Ng’ethu supplies 396, 016 cubic metres of water to Nairobi daily while Sasumua accounts for 61, 000 cubic metres per day.

This has left over four million Nairobi residents to rely on Kikuyu Springs and Ruiru Dam, accounting for just 3.4 percent of the entire water supply to city residents.

Nairobi has been experiencing water rationing since April 2017 with water demand continuing to outweigh supply.

The demand has grown to more than 810, 000 cubic meters daily against an installed production of 525, 600 cubic meters of water daily.

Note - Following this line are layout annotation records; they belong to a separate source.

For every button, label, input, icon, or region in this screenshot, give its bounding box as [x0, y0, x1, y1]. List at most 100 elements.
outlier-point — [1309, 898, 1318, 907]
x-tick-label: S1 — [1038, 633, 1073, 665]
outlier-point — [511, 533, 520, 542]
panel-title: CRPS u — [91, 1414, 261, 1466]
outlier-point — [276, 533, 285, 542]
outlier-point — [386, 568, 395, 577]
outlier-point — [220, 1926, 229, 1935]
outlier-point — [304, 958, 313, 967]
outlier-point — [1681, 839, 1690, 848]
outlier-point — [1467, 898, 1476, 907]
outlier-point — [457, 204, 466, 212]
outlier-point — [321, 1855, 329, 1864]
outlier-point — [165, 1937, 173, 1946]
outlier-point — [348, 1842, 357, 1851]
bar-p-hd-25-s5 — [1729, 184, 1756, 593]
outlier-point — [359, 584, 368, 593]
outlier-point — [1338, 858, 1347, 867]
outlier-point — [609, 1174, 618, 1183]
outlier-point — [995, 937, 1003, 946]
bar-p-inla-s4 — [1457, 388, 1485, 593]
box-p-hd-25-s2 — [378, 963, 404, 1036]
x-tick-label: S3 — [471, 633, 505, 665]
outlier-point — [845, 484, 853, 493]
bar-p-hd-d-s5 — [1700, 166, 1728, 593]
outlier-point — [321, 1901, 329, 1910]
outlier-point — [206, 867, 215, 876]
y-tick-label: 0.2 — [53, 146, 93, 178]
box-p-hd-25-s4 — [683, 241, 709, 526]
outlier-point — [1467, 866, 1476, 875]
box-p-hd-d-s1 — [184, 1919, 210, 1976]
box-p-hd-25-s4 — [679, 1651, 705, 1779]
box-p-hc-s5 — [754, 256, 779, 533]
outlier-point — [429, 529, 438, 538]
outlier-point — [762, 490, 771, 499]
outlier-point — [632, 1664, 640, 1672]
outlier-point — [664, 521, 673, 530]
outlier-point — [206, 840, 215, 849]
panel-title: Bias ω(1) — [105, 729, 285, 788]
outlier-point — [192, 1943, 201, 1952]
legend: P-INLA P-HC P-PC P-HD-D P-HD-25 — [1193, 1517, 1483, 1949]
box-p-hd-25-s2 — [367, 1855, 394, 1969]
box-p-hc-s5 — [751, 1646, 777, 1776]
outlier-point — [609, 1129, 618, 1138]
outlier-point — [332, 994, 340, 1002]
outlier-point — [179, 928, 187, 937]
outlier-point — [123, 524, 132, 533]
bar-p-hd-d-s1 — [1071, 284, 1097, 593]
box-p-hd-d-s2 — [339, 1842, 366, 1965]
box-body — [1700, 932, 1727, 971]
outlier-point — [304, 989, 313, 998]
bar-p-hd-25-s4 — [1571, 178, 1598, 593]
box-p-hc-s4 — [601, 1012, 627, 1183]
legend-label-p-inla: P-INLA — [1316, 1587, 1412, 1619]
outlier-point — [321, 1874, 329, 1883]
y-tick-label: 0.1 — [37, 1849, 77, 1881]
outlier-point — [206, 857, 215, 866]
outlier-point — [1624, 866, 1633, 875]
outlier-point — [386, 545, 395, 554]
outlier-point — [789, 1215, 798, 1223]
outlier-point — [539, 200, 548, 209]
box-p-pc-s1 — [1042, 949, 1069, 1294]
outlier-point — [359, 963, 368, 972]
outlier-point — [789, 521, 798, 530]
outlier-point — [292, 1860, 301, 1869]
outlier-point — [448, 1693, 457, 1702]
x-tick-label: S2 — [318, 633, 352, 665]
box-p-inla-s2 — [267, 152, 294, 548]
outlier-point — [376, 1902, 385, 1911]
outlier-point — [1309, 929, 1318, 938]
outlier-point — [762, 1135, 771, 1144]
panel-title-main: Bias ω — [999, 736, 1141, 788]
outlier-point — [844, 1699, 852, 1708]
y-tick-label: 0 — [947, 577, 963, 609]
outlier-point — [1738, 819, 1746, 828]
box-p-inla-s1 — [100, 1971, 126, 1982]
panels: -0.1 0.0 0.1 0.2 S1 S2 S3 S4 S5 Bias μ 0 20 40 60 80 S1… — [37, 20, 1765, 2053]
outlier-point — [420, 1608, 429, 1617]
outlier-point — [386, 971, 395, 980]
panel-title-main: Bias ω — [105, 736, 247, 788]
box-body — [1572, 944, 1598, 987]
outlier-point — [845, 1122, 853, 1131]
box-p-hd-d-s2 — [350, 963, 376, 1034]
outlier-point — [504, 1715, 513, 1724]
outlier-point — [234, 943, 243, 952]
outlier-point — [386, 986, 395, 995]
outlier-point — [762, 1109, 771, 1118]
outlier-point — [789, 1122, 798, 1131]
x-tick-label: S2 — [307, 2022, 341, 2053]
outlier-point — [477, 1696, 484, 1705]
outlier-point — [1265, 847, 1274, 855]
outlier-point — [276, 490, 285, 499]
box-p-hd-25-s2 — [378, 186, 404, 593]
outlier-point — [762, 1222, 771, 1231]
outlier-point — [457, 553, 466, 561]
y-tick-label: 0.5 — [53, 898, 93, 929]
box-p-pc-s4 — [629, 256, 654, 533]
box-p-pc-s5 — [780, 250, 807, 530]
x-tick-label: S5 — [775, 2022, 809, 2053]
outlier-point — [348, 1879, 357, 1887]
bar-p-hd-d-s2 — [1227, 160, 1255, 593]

The interruption of normal operations of the two major water treatment plants has left almost entire Nairobi without supply of water, a crucial commodity especially at a time when the country is fighting coronavirus pandemic which has seen at least 781 Kenyans test positive for the novel virus with Nairobi as its epicentre.

WHO advises washing of hands with running water and soap as key in the fight against the virus. People who can’t access water and soap are advised to use alcohol-based hand sanitisers. The search for water by most people also goes against the advise of social distancing as people, especially in low-income areas, tend to crowd in water points.

The acute water shortage being experienced in the capital is unprecedented with consumption increasing as a result of most people being at home.

The result is most residents, who are already cash-strapped, are being forced to dig deeper into their pockets to purchase the commodity from vendors.

Not earning any meaningful income

Majority of Kenyans are not earning any meaningful income due to restrictions of movement and curfew orders.

Most vendors charge not less than Sh1 per litre (Sh20 for a 20-litre jerrican) way too high compared to the rate of Sh53 per 1000 litres charged by NCWSC for those consuming less than 60,000 litres monthly, a consumption segment covering the majority of the city’s households.

To make matters worse, the promise by the utility firm to enhance water supply to informal settlements, in particular, Mukuru, Kibera and Mathare to five times a week in the wake of the coronavirus pandemic has not properly taken root with many residents still without access to enough water needed for handwashing.

But Mr Muguna denied claims that the shortage of water in Nairobi is always artificial and caused by water cartels who divert water from the company to sell to residents through water bowsers.

“It is not possible to divert water for our lines as water supply in the city is an integrated network that it is not easy to intercept. We have also discouraged connecting individuals on the main distribution line,” he said.